Ontem fomos dormir ouvindo o barulho dos baldes d'água que São Pedro derramava no mundo. Acordo hoje de manhã e, enquanto desço as escadas, deparo com uma casa inundada de sol e um céu perfeitamente azul. 

 

Minha mãe nos dizia, quando éramos pequenos, que quando raios e trovões percorriam o céu, seguidos de um aguaceiro, era porque São Pedro estava fazendo faxina em casa. Os trovões eram o arrastar dos móveis, e o aguaceiro, a água que ele usava para lavar o chão da cozinha. Ainda tenho esta imagem em minha mente, que é evocada todas as vezes que chove forte: um vigoroso senhor de cabelos longos e brancos, barbas longas e brancas, empunhando uma vassoura e jogando baldes d'água e detergente sobre um chão sujo.
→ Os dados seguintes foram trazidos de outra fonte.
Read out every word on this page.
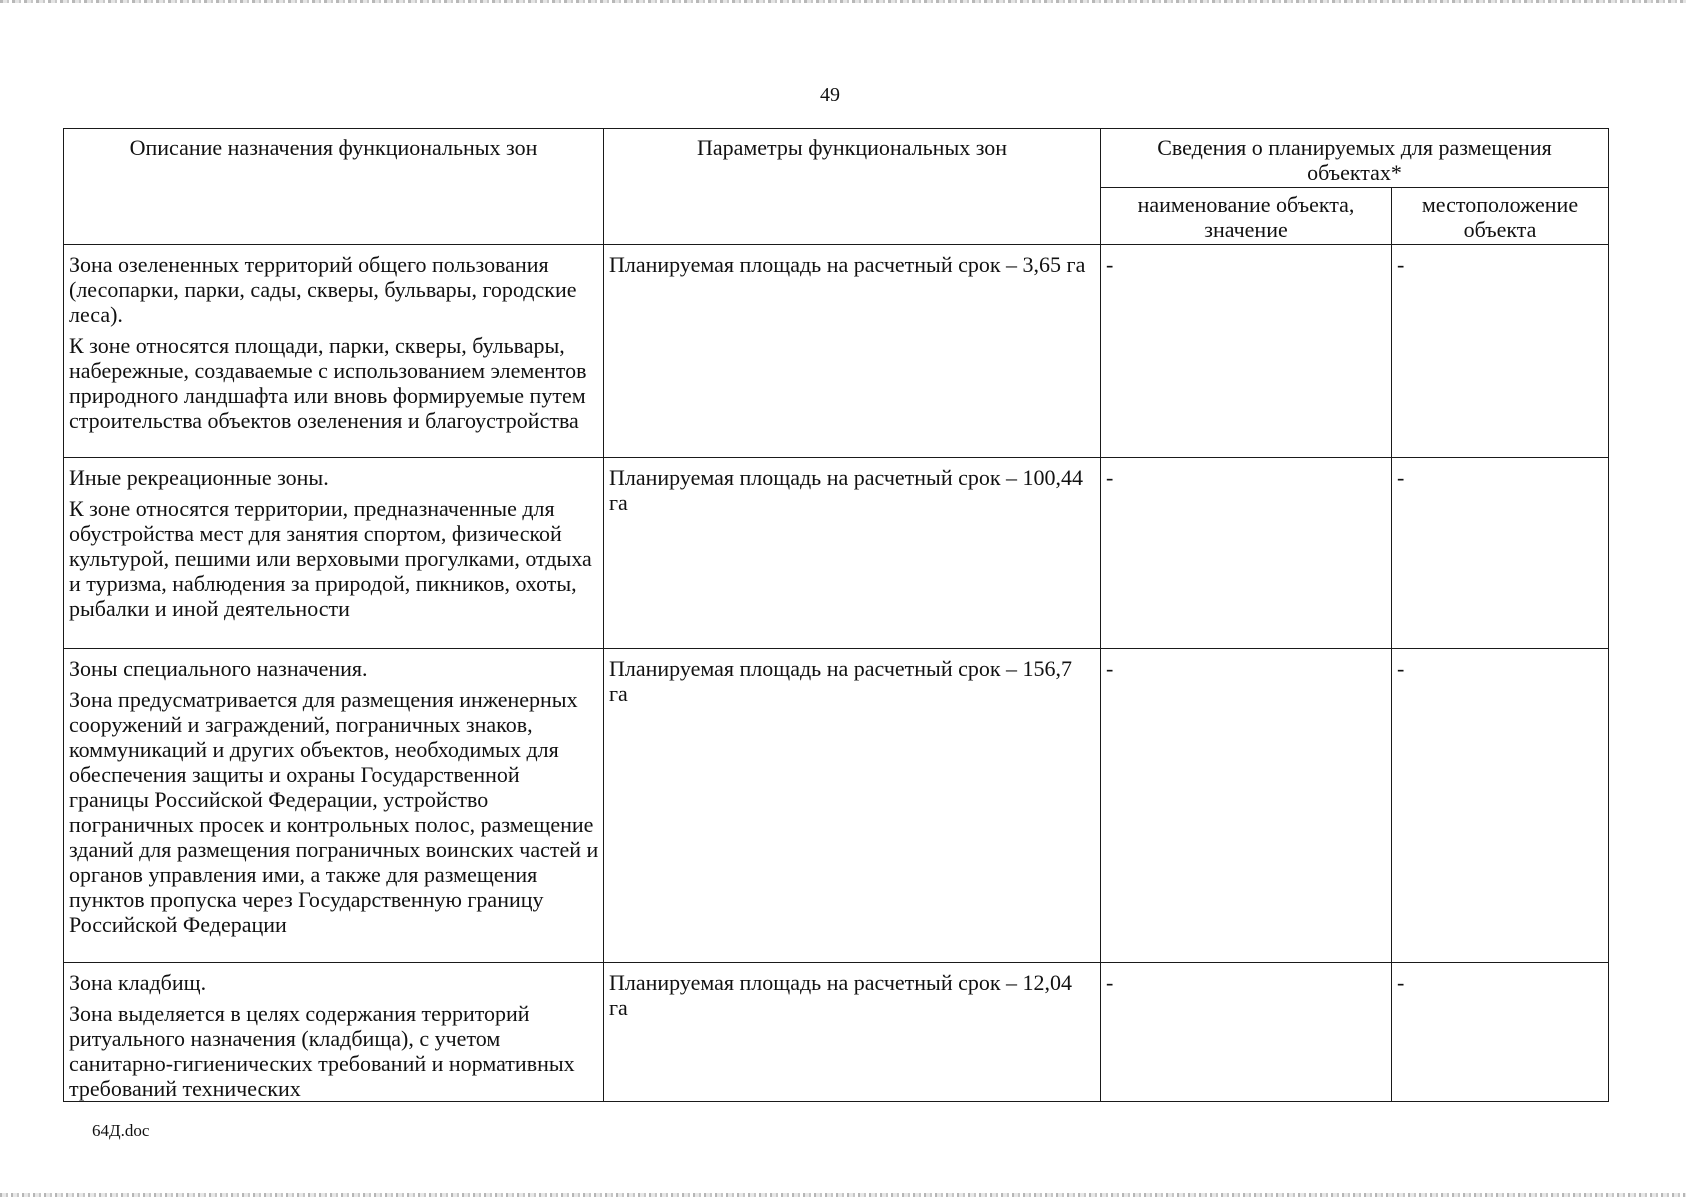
49
Описание назначения функциональных зон	Параметры функциональных зон	Сведения о планируемых для размещения объектах*	
		наименование объекта, значение	местоположение объекта

Зона озелененных территорий общего пользования (лесопарки, парки, сады, скверы, бульвары, городские леса).

К зоне относятся площади, парки, скверы, бульвары, набережные, создаваемые с использованием элементов природного ландшафта или вновь формируемые путем строительства объектов озеленения и благоустройства	Планируемая площадь на расчетный срок – 3,65 га	-	-

Иные рекреационные зоны.

К зоне относятся территории, предназначенные для обустройства мест для занятия спортом, физической культурой, пешими или верховыми прогулками, отдыха и туризма, наблюдения за природой, пикников, охоты, рыбалки и иной деятельности	Планируемая площадь на расчетный срок – 100,44 га	-	-

Зоны специального назначения.

Зона предусматривается для размещения инженерных сооружений и заграждений, пограничных знаков, коммуникаций и других объектов, необходимых для обеспечения защиты и охраны Государственной границы Российской Федерации, устройство пограничных просек и контрольных полос, размещение зданий для размещения пограничных воинских частей и органов управления ими, а также для размещения пунктов пропуска через Государственную границу Российской Федерации	Планируемая площадь на расчетный срок – 156,7 га	-	-

Зона кладбищ.

Зона выделяется в целях содержания территорий ритуального назначения (кладбища), с учетом санитарно-гигиенических требований и нормативных требований технических	Планируемая площадь на расчетный срок – 12,04 га	-	-
64Д.doc
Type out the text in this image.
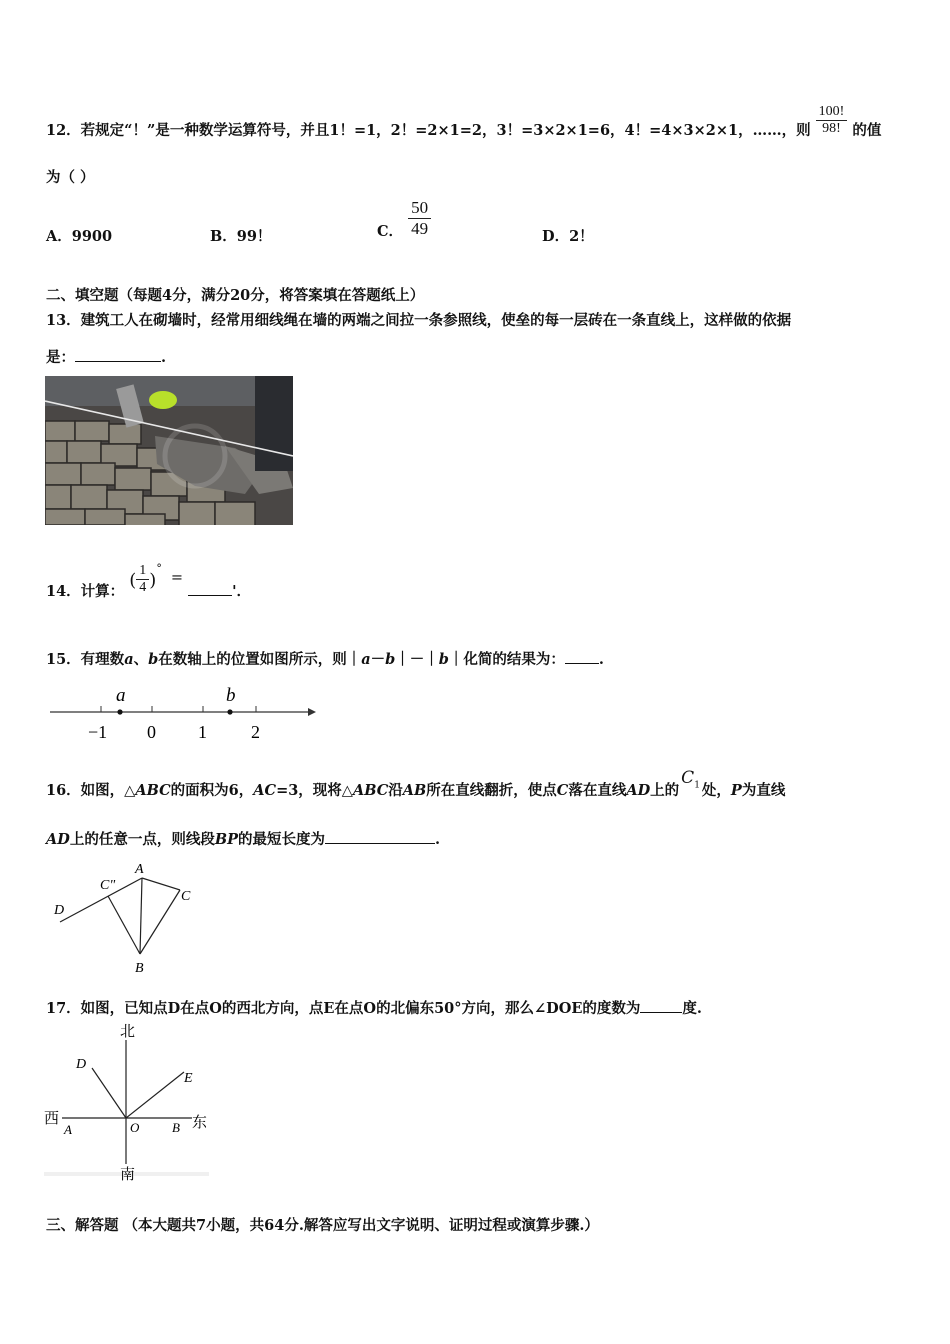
12．若规定“！”是一种数学运算符号，并且1！=1，2！=2×1=2，3！=3×2×1=6，4！=4×3×2×1，……，则 $\frac{100!}{98!}$ 的值
为（ ）
A．9900	B．99！	C． $\frac{50}{49}$	D．2！
二、填空题（每题4分，满分20分，将答案填在答题纸上）
13．建筑工人在砌墙时，经常用细线绳在墙的两端之间拉一条参照线，使垒的每一层砖在一条直线上，这样做的依据
是：	.
14．计算： ( $\frac{1}{4} )^\circ$ = '．
15．有理数a、b在数轴上的位置如图所示，则｜a－b｜－｜b｜化简的结果为： .
a	b
−1 0 1 2
16．如图，△ABC的面积为6，AC=3，现将△ABC沿AB所在直线翻折，使点C落在直线AD上的$C_1$ 处，P为直线
AD上的任意一点，则线段BP的最短长度为	.
D
C"
A
C
B
17．如图，已知点D在点O的西北方向，点E在点O的北偏东50°方向，那么∠DOE的度数为	度.
北
南
西	东
D
E
A	O	B
三、解答题 （本大题共7小题，共64分.解答应写出文字说明、证明过程或演算步骤.）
Só que toda a água da lavagem caía sobre nós, pobres mortais...

 

 

É assim, às vezes; para nos livramos de alguma 'sujeirinha escondida', podemos respingar os outros que estão em volta. Não podemos agradar a todos, o tempo todo, e esta limpeza é necessária de vez em quando. Aquele que recebeu os respingos  de água suja, que limpe, ele mesmo, o estrago... 

 

 

 

Ergo os olhos da telinha do computador e olho este imenso e enigmático céu azul, que parece nunca ter ouvido falar de             nuvens e tempestades. Um esquilo brinca de pular em cima do muro forrado de hera, e passarinhos cantam e voam, como sempre fazem. A vida parece definida, segura, como uma história já escrita da qual somos personagens com papéis definidos, cuja única preocupação é ler o script e desempenhar nossas partes. Mas não é assim...

 

 

 

A vida é totalmente inesperada, pois acho que Deus, a fim de livrar-se da monotonia, deu-nos o tal livre-arbítrio, para que possamos fazer as nossas trapalhadas diárias e divertí-lo, todos os dias, de uma forma diferente, enquanto tentamos sair das enrascadas nas quais nós mesmos nos metemos. Ele apenas recosta-se em sua poltrona com encosto dourado, queixo apoiado em uma das mãos e segurando seu cetro de poder na outra, de vez em quando, coçando sua barba branca, e observa-nos... quando, já desesperados, sopramos-lhe uma prece, Ele às vezes a atende, pois é piedoso.

 

 

 

Mas a peça é sempre nova, todos os dias. Mesmo que achemos que nossas vidas são como aquelas peças da Broadway que ficam anos em cartaz, elas não são assim. Ou podem até sê-lo, se assim escolhermos. Mas a escolha é sempre nossa. Escolhemos os atores com quem desejamos contracenar, assim como escolhemos os cenários, a trama, os diretores. Mas em nossa cegueira voluntária, não enxergamos que somos sempre os atores principais desta nossa trama, e que noventa por cento de tudo o que nos acontece diretamente, é por causa de nossas escolhas. Os outros dez por cento, são as escolhas de outras pessoas que vem de encontro às nossas. Bem, pelo menos, fica mais fácil assim, pois podemos incluir tudo o que fazemos de errado nestes dez por cento...

 

 

 

Ora, mas por que comecei esta crônica falando de uma noite de chuva, uma manhã de sol, mãe, São Pedro, esquilos e pássaros, Deus, faxinas, peças de teatro, enfim, fazendo esta sopa de pedra? Confesso que não sei... acontece que sentei-me aqui em minha varanda, e o dia está tão lindo, e meus dedos estão ansiosos para tamborilar no teclado do computador, e o mundo hoje parece tão certo, tão em paz e tão maravilhoso, que simplesmente 'saiu.' Se faz sentido ou não, é o que menos me importa! 

 

 

 

E você, por um acaso, sabe o que está fazendo aqui?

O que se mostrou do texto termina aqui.